Friday, June 11, 2010

Challenges to compassion

Whenever I put in more hours at clinic, like this week, I am challenged to remain compassionate in the midst of medical 'problems'. Not every patient -in fact most are not very sick.......and thankfully have acute self limiting illnesses. But the few who are ill can pose a challenge to compassionate care. This is because medicine is never just technological and curative as we deal with frail humans, not machines. People have many emotional and spiritual (although this they may not even be aware of) baggages that go along with the physical ailment.
I saw an elderly woman who had had part of her foot amputated for diabetic gangrene. Her son brought her - and he was loudly scolding her (she is hard of hearing) for not allowing the hospital doctors to amputate the leg further up, as they recommended. In her fear of the loss she refused to sign the consent and only a part of her foot - two toes were amputated. I removed the bandage - and there was the wound looking unhealthy and smelling strongly of dead (necrotic) tissue. I tried to get her to understand why a higher amputation has to be done (explaining in my poor Cantonese the technical stuff about the tissue being dead further down because of poor blood supply and not able to heal etc )......while she on her part begged me (with hands clasped together...) to please do something to save her foot. At last her son scolded her and told her in no uncertain terms that she would die if the leg was not amputated.......I guess I played my role (as expected by the son) to advise her to cooperate with the amputation, as he was going to take her back to hospital. For the woman she may have hoped against hope that I could perform the miracle cure and make the wound heal. At such times perhaps the real healing (as opposed to cure) she needs is caring compassionate presence......rather than family members who are too stressed and worried to be of much help or doctors who need to play a certain medical role.
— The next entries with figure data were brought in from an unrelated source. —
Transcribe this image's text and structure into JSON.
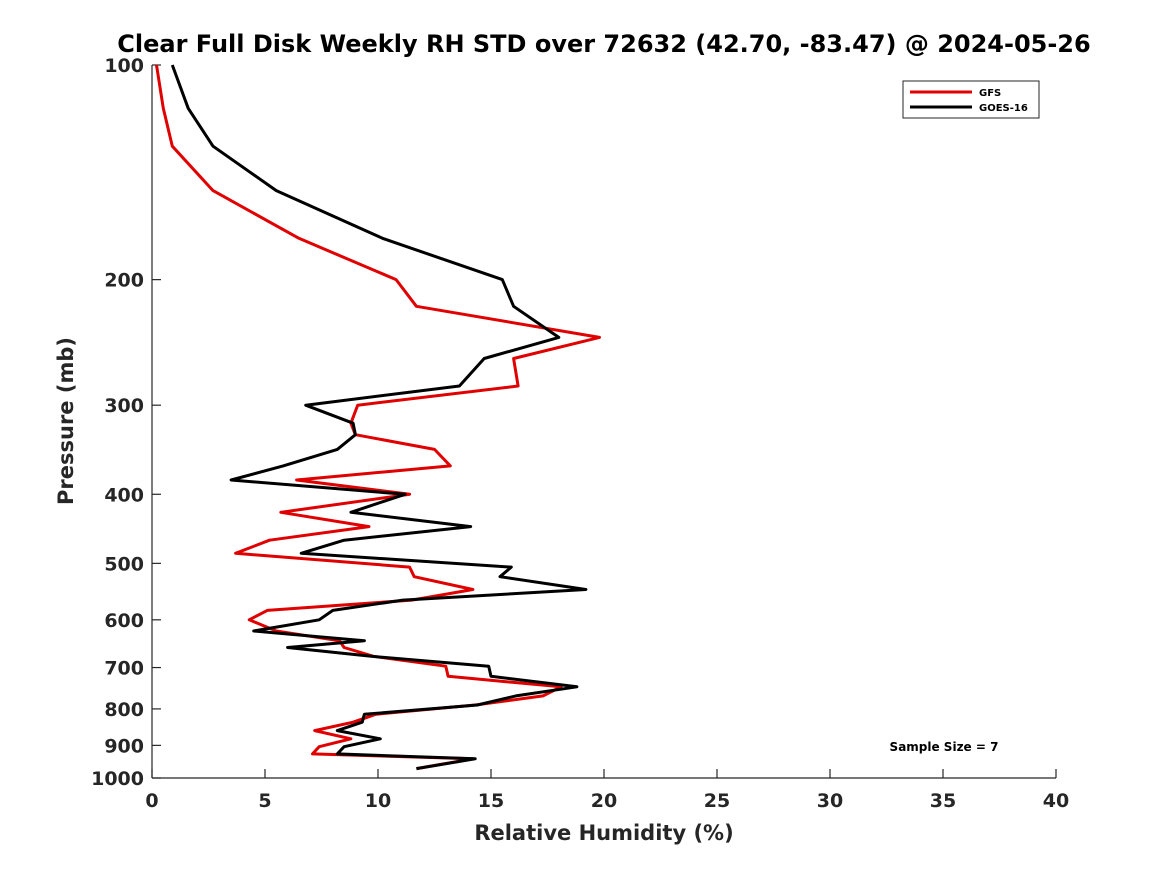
{
  "chart_data": {
    "type": "line",
    "title": "Clear Full Disk Weekly RH STD over 72632 (42.70, -83.47) @ 2024-05-26",
    "xlabel": "Relative Humidity (%)",
    "ylabel": "Pressure (mb)",
    "xlim": [
      0,
      40
    ],
    "ylim": [
      1000,
      100
    ],
    "yscale": "log",
    "x_ticks": [
      "0",
      "5",
      "10",
      "15",
      "20",
      "25",
      "30",
      "35",
      "40"
    ],
    "x_tick_values": [
      0,
      5,
      10,
      15,
      20,
      25,
      30,
      35,
      40
    ],
    "y_ticks": [
      "100",
      "200",
      "300",
      "400",
      "500",
      "600",
      "700",
      "800",
      "900",
      "1000"
    ],
    "y_tick_values": [
      100,
      200,
      300,
      400,
      500,
      600,
      700,
      800,
      900,
      1000
    ],
    "grid": false,
    "legend_position": "top-right",
    "annotation": "Sample Size = 7",
    "series": [
      {
        "name": "GFS",
        "color": "#e00000",
        "points": [
          [
            0.2,
            100
          ],
          [
            0.5,
            115
          ],
          [
            0.9,
            130
          ],
          [
            2.7,
            150
          ],
          [
            6.5,
            175
          ],
          [
            10.8,
            200
          ],
          [
            11.7,
            218
          ],
          [
            19.8,
            241
          ],
          [
            16.0,
            258
          ],
          [
            16.2,
            282
          ],
          [
            9.1,
            300
          ],
          [
            8.8,
            318
          ],
          [
            9.0,
            330
          ],
          [
            12.5,
            346
          ],
          [
            13.2,
            365
          ],
          [
            6.4,
            382
          ],
          [
            11.4,
            400
          ],
          [
            5.7,
            424
          ],
          [
            9.6,
            444
          ],
          [
            5.2,
            464
          ],
          [
            3.7,
            484
          ],
          [
            11.4,
            506
          ],
          [
            11.6,
            522
          ],
          [
            14.2,
            544
          ],
          [
            11.5,
            563
          ],
          [
            5.1,
            582
          ],
          [
            4.3,
            600
          ],
          [
            5.5,
            622
          ],
          [
            8.3,
            642
          ],
          [
            8.5,
            656
          ],
          [
            9.8,
            675
          ],
          [
            13.0,
            697
          ],
          [
            13.1,
            720
          ],
          [
            18.1,
            745
          ],
          [
            17.3,
            767
          ],
          [
            14.3,
            790
          ],
          [
            9.9,
            814
          ],
          [
            8.9,
            835
          ],
          [
            7.2,
            858
          ],
          [
            8.8,
            881
          ],
          [
            7.4,
            904
          ],
          [
            7.1,
            925
          ],
          [
            14.2,
            940
          ],
          [
            11.7,
            970
          ]
        ]
      },
      {
        "name": "GOES-16",
        "color": "#000000",
        "points": [
          [
            0.9,
            100
          ],
          [
            1.6,
            115
          ],
          [
            2.7,
            130
          ],
          [
            5.5,
            150
          ],
          [
            10.2,
            175
          ],
          [
            15.5,
            200
          ],
          [
            16.0,
            218
          ],
          [
            18.0,
            241
          ],
          [
            14.7,
            258
          ],
          [
            13.6,
            282
          ],
          [
            6.8,
            300
          ],
          [
            8.9,
            318
          ],
          [
            9.0,
            330
          ],
          [
            8.2,
            346
          ],
          [
            5.8,
            365
          ],
          [
            3.5,
            382
          ],
          [
            11.2,
            400
          ],
          [
            8.8,
            424
          ],
          [
            14.1,
            444
          ],
          [
            8.5,
            464
          ],
          [
            6.6,
            484
          ],
          [
            15.9,
            506
          ],
          [
            15.4,
            522
          ],
          [
            19.2,
            544
          ],
          [
            11.1,
            563
          ],
          [
            8.0,
            582
          ],
          [
            7.4,
            600
          ],
          [
            4.5,
            622
          ],
          [
            9.4,
            642
          ],
          [
            6.0,
            656
          ],
          [
            9.7,
            675
          ],
          [
            14.9,
            697
          ],
          [
            15.0,
            720
          ],
          [
            18.8,
            745
          ],
          [
            16.1,
            767
          ],
          [
            14.4,
            790
          ],
          [
            9.4,
            814
          ],
          [
            9.3,
            835
          ],
          [
            8.2,
            858
          ],
          [
            10.1,
            881
          ],
          [
            8.5,
            904
          ],
          [
            8.2,
            925
          ],
          [
            14.3,
            940
          ],
          [
            11.7,
            970
          ]
        ]
      }
    ]
  }
}
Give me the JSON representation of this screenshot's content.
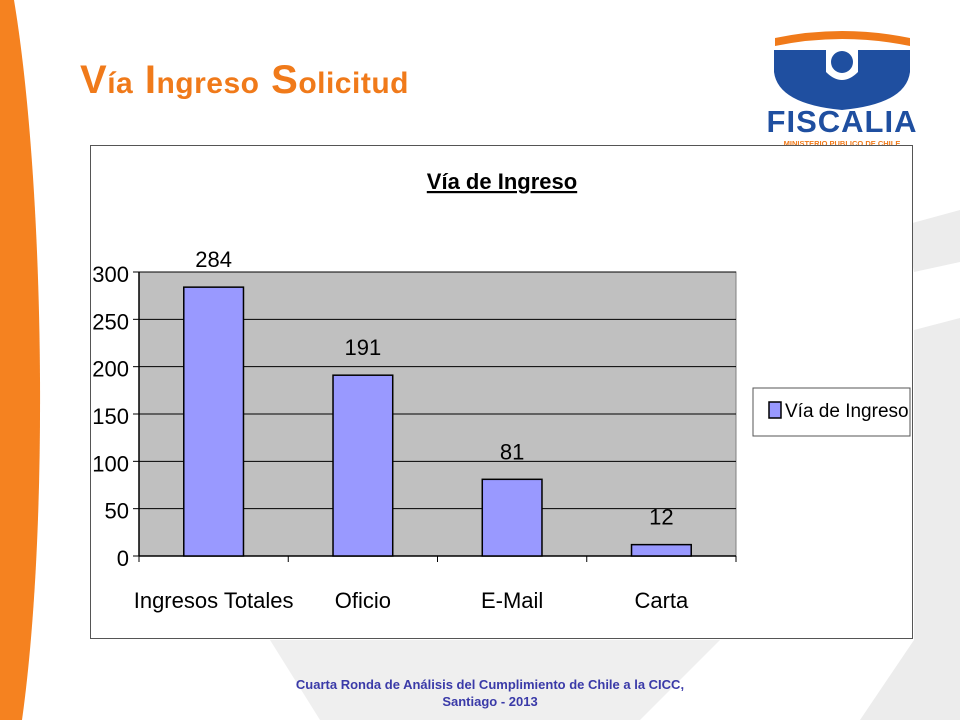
{
  "slide": {
    "title_first": "V",
    "title_first_rest": "ía",
    "title_second": "I",
    "title_second_rest": "ngreso",
    "title_third": "S",
    "title_third_rest": "olicitud"
  },
  "logo": {
    "name": "FISCALIA",
    "subtitle": "MINISTERIO PUBLICO DE CHILE",
    "color_blue": "#1f4fa0",
    "color_orange": "#f07a1a"
  },
  "footer": {
    "line1": "Cuarta Ronda de Análisis del Cumplimiento de Chile a la CICC,",
    "line2": "Santiago - 2013"
  },
  "chart_data": {
    "type": "bar",
    "title": "Vía de Ingreso",
    "categories": [
      "Ingresos Totales",
      "Oficio",
      "E-Mail",
      "Carta"
    ],
    "series": [
      {
        "name": "Vía de Ingreso",
        "values": [
          284,
          191,
          81,
          12
        ],
        "color": "#9999ff"
      }
    ],
    "data_labels": [
      "284",
      "191",
      "81",
      "12"
    ],
    "y_ticks": [
      "0",
      "50",
      "100",
      "150",
      "200",
      "250",
      "300"
    ],
    "ylim": [
      0,
      300
    ],
    "grid": true,
    "plot_background": "#c0c0c0",
    "legend_position": "right"
  }
}
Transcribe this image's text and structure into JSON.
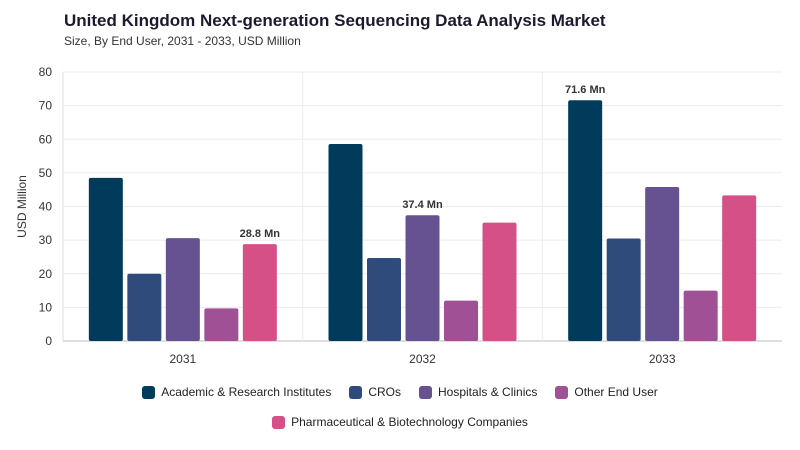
{
  "header": {
    "title": "United Kingdom Next-generation Sequencing Data Analysis Market",
    "subtitle": "Size, By End User, 2031 - 2033, USD Million"
  },
  "chart_data": {
    "type": "bar",
    "categories": [
      "2031",
      "2032",
      "2033"
    ],
    "ylabel": "USD Million",
    "ylim": [
      0,
      80
    ],
    "yticks": [
      "0",
      "10",
      "20",
      "30",
      "40",
      "50",
      "60",
      "70",
      "80"
    ],
    "grid": true,
    "legend_position": "bottom",
    "series": [
      {
        "name": "Academic & Research Institutes",
        "color": "#003b5c",
        "values": [
          48.5,
          58.6,
          71.6
        ]
      },
      {
        "name": "CROs",
        "color": "#2f4b7c",
        "values": [
          20.0,
          24.7,
          30.5
        ]
      },
      {
        "name": "Hospitals & Clinics",
        "color": "#665191",
        "values": [
          30.6,
          37.4,
          45.8
        ]
      },
      {
        "name": "Other End User",
        "color": "#a05195",
        "values": [
          9.7,
          12.0,
          15.0
        ]
      },
      {
        "name": "Pharmaceutical & Biotechnology Companies",
        "color": "#d45087",
        "values": [
          28.8,
          35.2,
          43.3
        ]
      }
    ],
    "annotations": [
      {
        "category": "2031",
        "series": "Pharmaceutical & Biotechnology Companies",
        "text": "28.8 Mn"
      },
      {
        "category": "2032",
        "series": "Hospitals & Clinics",
        "text": "37.4 Mn"
      },
      {
        "category": "2033",
        "series": "Academic & Research Institutes",
        "text": "71.6 Mn"
      }
    ]
  }
}
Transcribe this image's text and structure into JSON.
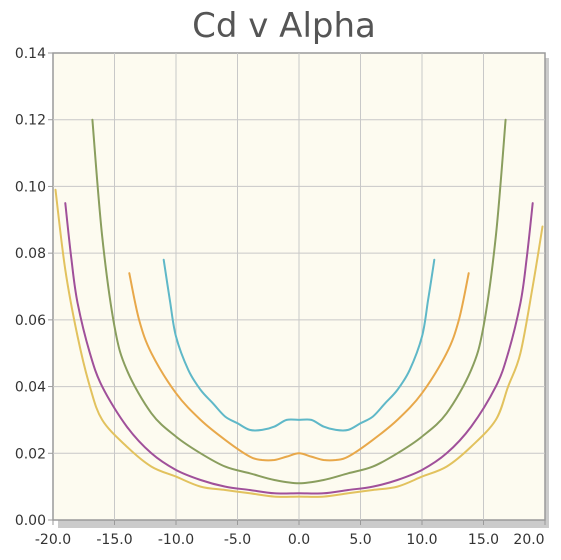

I don't meet such patients often, but even the occasional encounter leaves a feeling of sadness and helplessness. I could imagine the elderly woman's fear of the anticipated loss - of mobility, of a body part, of who she is......(one of the things she said was...."at my age how could I live with my leg cut off?" ) Much of the time, doctors have to go on as 'normal', yet, when such a stance is taken for many years, we may lose a part of ourselves - that of being human and vulnerable. I was thankful that the clinic was not really busy and I could sit with my feelings for a while. O God, have mercy on all of us, for we need You, even those who don't know that they do. Amen.